THE art of good comedy is timing.
But there will be nothing but frowns all round if Celtic can't deliver the punchline when they take to the stage to face Helsinki tomorrow night.
Neil Lennon is deadly serious as he reflects on what could be a defining opening line in the Hoops' season.
On the first day of August, much earlier than the Parkhead boss deems practical, his club kick off their 2012-13 campaign.
On the result of tomorrow's Champions League first-leg qualifier, so much depends.
A setback at this early stage would be a massive blow, not only to morale, but to plans currently on hold to strengthen the side.
Which is why hitting the ground running has never been more important, and taking a positive result to the second leg in Finland a week tomorrow could set the tone for the entire season.
Lennon has left his players in no doubt they must ignore the fact they are just beginning their competitive action while Helsinki are midway through their season.
The advantage the Finns hold in terms of match sharpness must be nullified by Celtic's superior quality.
However, history – some of it very recent and very painful – shows that these early rounds of the qualifying process can bring some of their biggest challenges Celtic will meet all year.
Which is why the manager – entering his third Euro campaign in charge – has set basic goals.
Lennon explained: "We want to have European football until at least December, whether that be Champions League or Europa League.
"Obviously, the main aim is to get into the group stage of the Champions League, and I believe we have the players capable of doing that.
"I just wish these qualifying games were maybe three or four weeks down the line.
"But they are not, so we have worked very hard to get more football into our players in terms of the pre-season compared to last year.
"The signs were good on Saturday that we are getting there, but it will be a totally different game tomorrow."
What pleased Lennon most about the performance against Inter Milan – themselves facing a tricky early start to their season when they face Hajduk Split in the Europa Cup third qualifying round on Thursday – was the fact his side have regained their power and creativity, if not their shooting boots.
"Saturday was very good," reflected Lennon.
"In terms of overall performance, that is as good as we have played since we came back from the close season.
"We created more chances in the game against Inter Milan than we did in any of the previous games in Germany and Holland or against Norwich, and that was very pleasing.
"To do that against opposition as good as Inter are, showed that we are progressing.
"While I was pleased with that, and the performance in general, we would like to be converting a few more chances.
"But at this stage of the year, I am pleased with the condition of the players and I'm pleased with the football I saw on Saturday."
Lennon concedes, however, that it will not be until the whistle is blown tomorrow night that he will know for certain how effective his pre-season planning has been.
"It's only when this game gets going that I will know for sure where we are," he said.
"They are going to come up against a well-motivated Helsinki team who are hungry and match-fit.
"Helsinki have a bit of confidence about them as well, after the way they got through against Reykjavik in the last round."
Not that the Finns have a exclusivity clause on confidence.
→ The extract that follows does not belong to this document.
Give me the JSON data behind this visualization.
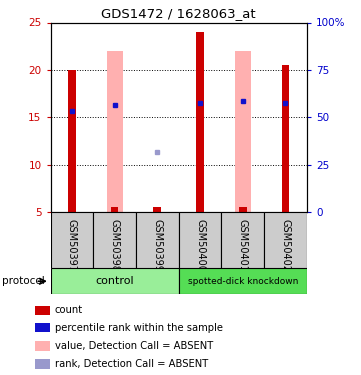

Lennon trusts the players he has brought together over the course of the last two years and who brought the SPL title and the thunder back to Parkhead in May.
Nevertheless, there was a moment's hesitation when he was asked if this is the best squad he has taken into a European campaign.
"That's a good question," he replied, his normal quick-fire response put on hold while he considered previous years.
"I think, because they have been together for this length of time and are that bit more experienced now, it could be.
"The confidence they took from winning the championship last season will also have done them a power of good.
"There are a few of them who have still to get up to speed, players who have not played as much football as I would have liked by this stage.
"But I think we can compensate for that with the rest of the lads."
What appears to be in their favour is the fact the manager is not having to try to bed in new arrivals at the same time as negotiate safe passage into the lucrative group stages of Europe.
"We certainly haven't had the turnover we've had in previous years, though there are a few players who have gone out the door," said Lennon with a wry smile, no doubt wishing they had been met by a few more coming in.
"We've trimmed the squad by five or six, and hopefully, that will make it a little bit more together.
"I think we realise there is not going to be a helluva lot of business done between now and the end of August."
Lennon initially said he wanted to get his transfer business done early, but events – including uncertainty over income due to material changes to the game in Scotland – conspired to make this impossible.
Asked if he quickly had to come to terms with the fact he would have to plot his way through these qualifiers without being able to further strengthen his squad, Lennon replied: "Yes.
"Basically, we decided we are where we are.
"Let's go with what we have got. And if anything comes in, it's a bonus."
Despite this frustration, Celtic have still spent more in this window than every other club in Scotland put together, and all of that £2million outlay went on bringing keeper Fraser Forster back on a permanent deal.
That alone is enough to make Lennon feel secure and he said: "He was a priority, and we feel we have got a good one in Fraser.
"He is going to be very important in these two qualifying games against Helsinki. Hopefully, he is not going to be too busy.
"But there is no doubt that, particularly in the away game next week, we are going to be under pressure and Fraser is going to have to be big.
"He has done that in the past in places like Udine, and has had a pretty good pre-season."